IDE application filed 12/29/14 and today marked 30 full days since filing. So I expect to hear tomorrow at 7:15am that the FDA IDE submission has been either approved, approved with conditions or disapproved. Should be interesting day either way! NEXT STEP:
Once an IDE application is approved, the following requirements must be met in order to conduct the investigation in compliance with the IDE regulations:
•Labeling - The device must be labeled in accordance with the labeling provisions of the IDE regulations (§812.5) and must bear the statement "CAUTION - Investigational Device. Limited by Federal (or United States) law to investigational use."

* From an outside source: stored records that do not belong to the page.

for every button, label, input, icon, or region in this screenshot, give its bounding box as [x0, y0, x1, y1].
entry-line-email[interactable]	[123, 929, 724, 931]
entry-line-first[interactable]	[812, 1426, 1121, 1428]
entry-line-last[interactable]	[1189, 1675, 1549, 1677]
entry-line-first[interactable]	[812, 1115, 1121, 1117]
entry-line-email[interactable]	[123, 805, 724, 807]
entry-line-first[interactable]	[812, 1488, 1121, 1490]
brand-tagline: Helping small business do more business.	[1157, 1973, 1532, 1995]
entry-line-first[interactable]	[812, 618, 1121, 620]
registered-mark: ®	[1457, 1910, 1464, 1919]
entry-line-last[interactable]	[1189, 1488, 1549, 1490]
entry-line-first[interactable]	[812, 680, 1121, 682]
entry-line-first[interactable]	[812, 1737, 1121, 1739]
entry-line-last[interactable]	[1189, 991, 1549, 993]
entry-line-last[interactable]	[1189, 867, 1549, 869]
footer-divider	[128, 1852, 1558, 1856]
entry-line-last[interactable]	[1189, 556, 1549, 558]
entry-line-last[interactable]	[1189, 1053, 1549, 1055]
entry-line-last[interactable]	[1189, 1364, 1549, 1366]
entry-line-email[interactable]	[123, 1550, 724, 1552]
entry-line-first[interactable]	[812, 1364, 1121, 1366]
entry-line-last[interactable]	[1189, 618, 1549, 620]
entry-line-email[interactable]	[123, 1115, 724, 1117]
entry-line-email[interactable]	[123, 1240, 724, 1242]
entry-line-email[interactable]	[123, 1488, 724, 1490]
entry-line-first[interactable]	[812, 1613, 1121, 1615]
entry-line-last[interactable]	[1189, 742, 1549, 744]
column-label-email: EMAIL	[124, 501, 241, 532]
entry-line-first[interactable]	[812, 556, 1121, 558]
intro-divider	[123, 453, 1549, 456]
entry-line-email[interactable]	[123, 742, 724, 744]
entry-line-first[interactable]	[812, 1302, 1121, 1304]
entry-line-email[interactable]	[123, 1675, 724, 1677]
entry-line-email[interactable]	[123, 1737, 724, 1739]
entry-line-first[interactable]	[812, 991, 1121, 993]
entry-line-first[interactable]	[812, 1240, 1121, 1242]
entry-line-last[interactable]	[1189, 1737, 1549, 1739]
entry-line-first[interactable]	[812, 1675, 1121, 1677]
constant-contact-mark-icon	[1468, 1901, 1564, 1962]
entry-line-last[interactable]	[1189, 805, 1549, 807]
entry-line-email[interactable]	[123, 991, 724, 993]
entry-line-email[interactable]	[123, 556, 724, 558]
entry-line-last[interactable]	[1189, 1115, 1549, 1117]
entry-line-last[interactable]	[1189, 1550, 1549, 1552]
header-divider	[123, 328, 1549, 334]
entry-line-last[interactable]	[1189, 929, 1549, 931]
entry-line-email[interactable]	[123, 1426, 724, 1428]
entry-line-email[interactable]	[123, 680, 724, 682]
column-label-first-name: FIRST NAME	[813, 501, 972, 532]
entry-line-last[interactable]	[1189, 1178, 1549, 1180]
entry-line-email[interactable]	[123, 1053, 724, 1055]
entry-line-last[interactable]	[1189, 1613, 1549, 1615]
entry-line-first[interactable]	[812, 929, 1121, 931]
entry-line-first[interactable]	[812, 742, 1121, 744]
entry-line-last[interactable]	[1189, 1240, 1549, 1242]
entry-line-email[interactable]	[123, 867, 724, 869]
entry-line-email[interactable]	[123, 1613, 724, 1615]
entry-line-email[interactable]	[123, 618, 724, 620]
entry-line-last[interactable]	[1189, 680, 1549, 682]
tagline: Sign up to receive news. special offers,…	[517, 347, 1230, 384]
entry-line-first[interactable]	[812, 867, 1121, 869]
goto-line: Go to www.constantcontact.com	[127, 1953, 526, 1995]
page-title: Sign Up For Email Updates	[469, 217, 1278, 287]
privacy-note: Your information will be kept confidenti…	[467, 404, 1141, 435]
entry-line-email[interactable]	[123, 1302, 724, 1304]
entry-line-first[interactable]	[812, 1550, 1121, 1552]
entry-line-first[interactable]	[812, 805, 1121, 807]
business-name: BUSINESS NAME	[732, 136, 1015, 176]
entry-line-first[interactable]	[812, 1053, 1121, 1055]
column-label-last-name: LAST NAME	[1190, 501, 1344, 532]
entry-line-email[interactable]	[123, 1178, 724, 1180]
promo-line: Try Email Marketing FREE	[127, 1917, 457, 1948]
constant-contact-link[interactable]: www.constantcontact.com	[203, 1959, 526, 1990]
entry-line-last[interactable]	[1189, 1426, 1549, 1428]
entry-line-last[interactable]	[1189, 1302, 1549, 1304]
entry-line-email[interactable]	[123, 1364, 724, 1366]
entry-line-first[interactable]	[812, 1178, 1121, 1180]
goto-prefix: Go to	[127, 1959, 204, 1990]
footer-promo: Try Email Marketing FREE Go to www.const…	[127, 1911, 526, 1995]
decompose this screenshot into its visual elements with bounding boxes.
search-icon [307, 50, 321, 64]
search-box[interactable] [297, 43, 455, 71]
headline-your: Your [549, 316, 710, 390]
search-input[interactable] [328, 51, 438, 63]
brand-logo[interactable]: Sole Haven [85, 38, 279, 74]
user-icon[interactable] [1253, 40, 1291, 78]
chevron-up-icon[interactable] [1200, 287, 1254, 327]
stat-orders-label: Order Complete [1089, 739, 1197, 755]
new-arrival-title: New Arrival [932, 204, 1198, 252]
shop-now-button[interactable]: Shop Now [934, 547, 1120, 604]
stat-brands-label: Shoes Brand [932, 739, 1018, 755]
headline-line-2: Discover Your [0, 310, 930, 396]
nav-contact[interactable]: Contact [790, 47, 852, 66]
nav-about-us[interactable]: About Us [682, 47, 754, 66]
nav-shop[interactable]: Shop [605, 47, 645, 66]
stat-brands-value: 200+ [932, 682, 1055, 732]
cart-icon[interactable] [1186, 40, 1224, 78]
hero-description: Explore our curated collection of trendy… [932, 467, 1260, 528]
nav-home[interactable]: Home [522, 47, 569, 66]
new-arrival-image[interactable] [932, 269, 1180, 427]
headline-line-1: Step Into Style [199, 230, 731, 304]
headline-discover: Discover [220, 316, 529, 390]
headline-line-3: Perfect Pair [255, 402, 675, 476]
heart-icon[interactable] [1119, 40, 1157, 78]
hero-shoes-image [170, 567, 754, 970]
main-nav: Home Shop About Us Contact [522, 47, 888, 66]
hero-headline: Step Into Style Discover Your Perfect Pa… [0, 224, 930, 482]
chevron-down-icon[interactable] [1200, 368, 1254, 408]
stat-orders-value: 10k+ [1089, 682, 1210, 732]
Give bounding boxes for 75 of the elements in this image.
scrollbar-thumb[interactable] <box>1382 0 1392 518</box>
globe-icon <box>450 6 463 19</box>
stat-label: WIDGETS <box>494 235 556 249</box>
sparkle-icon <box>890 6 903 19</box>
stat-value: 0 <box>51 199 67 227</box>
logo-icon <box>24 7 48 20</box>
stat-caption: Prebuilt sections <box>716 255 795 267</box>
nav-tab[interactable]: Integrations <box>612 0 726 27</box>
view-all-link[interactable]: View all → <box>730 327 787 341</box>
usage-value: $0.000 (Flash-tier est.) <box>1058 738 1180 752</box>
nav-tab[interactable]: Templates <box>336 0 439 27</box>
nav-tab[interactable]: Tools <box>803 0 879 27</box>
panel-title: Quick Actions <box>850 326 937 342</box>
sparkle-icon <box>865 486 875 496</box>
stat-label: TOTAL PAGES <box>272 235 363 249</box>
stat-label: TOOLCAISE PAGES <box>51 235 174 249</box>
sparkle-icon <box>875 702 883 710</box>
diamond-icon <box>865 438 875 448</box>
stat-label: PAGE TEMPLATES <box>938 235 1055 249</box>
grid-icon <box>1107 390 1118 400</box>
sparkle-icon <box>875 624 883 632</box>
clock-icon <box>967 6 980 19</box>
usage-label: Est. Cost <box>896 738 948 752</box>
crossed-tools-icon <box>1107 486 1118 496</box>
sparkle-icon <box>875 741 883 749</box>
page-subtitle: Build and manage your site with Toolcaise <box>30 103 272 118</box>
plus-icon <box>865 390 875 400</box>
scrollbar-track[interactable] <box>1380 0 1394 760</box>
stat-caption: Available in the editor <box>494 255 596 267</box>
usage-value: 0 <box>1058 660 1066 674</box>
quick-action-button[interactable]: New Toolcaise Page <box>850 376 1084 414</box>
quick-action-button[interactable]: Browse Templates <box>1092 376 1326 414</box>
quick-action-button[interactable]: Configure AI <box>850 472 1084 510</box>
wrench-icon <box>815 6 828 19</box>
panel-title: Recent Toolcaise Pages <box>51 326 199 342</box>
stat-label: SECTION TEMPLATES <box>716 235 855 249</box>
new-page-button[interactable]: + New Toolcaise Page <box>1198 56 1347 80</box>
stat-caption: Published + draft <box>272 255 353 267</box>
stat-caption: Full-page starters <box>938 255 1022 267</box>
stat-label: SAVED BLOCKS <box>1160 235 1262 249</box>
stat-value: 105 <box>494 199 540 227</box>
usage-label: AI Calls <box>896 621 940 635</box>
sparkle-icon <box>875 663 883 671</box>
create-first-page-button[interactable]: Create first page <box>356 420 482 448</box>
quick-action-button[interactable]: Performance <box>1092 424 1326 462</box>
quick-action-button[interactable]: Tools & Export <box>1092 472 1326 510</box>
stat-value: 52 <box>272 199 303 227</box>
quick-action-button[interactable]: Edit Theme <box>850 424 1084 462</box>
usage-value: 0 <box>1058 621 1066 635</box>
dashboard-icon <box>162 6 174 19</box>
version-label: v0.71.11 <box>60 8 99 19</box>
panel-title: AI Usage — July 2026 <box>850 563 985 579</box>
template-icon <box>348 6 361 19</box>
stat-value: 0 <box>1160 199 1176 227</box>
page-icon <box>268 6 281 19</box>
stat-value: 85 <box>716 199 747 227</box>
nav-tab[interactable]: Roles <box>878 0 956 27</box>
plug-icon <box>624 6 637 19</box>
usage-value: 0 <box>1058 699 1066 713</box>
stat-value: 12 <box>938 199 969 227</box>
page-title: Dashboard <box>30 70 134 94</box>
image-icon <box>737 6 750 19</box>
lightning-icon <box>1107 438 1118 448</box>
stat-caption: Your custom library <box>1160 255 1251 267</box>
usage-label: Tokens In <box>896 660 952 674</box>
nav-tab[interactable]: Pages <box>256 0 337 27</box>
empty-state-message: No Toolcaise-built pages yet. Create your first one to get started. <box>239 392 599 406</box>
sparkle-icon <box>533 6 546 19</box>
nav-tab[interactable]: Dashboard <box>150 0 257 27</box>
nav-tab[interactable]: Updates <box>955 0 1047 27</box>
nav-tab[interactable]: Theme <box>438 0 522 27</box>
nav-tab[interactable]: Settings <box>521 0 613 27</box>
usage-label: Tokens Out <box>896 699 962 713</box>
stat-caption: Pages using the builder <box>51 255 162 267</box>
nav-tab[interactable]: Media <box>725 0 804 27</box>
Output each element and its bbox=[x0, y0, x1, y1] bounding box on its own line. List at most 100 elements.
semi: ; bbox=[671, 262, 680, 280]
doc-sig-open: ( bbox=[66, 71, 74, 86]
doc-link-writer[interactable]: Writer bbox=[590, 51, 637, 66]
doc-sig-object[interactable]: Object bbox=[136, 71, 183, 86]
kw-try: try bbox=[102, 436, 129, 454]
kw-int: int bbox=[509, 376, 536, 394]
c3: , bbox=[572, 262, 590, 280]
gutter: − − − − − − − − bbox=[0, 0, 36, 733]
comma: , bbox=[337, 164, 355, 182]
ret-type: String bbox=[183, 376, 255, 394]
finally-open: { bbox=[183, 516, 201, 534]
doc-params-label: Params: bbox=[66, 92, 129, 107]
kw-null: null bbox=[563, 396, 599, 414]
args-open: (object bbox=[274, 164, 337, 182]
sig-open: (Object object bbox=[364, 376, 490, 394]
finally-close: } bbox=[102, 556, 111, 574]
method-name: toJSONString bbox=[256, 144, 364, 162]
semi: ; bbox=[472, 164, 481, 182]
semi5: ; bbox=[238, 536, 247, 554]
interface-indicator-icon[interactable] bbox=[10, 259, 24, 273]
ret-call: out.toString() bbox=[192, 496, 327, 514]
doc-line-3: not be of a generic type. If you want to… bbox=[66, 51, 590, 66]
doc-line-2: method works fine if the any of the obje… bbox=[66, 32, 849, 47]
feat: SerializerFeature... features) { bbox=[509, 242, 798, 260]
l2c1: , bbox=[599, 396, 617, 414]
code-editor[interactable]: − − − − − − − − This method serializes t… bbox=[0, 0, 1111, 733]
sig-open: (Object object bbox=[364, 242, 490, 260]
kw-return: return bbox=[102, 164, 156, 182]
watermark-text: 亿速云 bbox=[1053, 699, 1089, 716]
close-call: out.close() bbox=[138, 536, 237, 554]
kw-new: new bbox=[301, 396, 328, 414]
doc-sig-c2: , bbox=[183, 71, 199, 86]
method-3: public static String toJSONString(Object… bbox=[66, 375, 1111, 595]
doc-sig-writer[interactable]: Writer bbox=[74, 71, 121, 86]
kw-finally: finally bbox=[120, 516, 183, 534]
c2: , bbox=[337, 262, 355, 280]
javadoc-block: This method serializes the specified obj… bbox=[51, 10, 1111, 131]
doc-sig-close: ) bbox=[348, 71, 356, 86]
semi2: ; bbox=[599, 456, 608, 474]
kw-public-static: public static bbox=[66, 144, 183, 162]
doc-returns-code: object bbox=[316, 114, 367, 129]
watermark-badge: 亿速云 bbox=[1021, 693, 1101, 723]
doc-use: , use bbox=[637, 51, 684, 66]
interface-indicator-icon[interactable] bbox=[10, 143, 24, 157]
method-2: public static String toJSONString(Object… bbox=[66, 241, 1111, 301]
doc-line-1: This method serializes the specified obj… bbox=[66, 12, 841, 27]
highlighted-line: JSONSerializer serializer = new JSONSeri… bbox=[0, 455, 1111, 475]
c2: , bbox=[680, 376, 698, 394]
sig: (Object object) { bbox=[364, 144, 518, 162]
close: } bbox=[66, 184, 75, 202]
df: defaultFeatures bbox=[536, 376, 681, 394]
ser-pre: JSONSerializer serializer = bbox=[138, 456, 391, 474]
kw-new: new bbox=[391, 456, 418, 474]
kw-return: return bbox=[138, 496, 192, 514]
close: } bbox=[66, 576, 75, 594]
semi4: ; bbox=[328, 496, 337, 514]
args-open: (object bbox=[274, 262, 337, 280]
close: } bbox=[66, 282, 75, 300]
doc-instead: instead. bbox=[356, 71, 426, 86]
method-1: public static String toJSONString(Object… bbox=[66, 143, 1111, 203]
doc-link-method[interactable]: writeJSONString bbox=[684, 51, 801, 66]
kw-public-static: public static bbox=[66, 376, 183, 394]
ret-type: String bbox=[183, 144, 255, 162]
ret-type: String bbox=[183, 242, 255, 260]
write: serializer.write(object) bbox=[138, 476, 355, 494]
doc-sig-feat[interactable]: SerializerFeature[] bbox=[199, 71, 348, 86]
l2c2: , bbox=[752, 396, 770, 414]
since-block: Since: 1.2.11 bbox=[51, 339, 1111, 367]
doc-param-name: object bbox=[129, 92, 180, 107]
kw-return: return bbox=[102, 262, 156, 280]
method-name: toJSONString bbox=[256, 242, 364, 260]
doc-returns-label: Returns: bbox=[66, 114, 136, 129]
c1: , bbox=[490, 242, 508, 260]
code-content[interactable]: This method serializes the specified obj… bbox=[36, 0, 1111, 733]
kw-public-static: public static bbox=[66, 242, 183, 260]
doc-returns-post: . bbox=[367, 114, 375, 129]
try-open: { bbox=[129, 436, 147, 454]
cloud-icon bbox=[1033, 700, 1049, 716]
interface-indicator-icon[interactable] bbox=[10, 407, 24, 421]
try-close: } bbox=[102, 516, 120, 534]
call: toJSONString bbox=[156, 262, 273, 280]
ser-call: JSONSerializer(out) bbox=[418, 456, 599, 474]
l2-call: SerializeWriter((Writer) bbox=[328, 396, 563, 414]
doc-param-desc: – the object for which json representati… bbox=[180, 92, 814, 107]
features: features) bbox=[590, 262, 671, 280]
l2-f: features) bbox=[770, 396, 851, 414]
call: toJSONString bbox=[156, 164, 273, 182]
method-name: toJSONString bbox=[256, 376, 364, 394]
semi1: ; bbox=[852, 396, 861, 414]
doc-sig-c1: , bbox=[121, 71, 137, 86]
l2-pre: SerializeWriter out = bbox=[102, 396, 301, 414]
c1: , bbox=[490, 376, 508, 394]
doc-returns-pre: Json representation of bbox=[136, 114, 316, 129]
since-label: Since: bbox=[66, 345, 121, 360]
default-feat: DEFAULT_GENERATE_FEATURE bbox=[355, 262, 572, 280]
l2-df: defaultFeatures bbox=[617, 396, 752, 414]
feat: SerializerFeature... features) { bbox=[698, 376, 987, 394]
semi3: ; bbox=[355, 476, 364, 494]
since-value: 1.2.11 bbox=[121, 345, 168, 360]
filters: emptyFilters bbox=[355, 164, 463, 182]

•Distribution - Investigational devices can only be distributed to qualified investigators §812.43(b).
•Informed Consent - Each subject must be provided with and sign an informed consent form before being enrolled in the study. 21 CFR 50, Protection of Human Subjects, contains the requirements for obtaining informed consent.
•Monitoring - All investigations must be properly monitored to protect the human subjects and assure compliance with approved protocols under §812.46.
•Prohibitions - Commercialization, promotion, and misrepresentation of an investigational device and prolongation of the study are prohibited (§812.7).
•Records and Reports - Sponsors and investigators are required to maintain specified records and make reports to investigators, IRBs, and FDA (§812.140 and §812.150).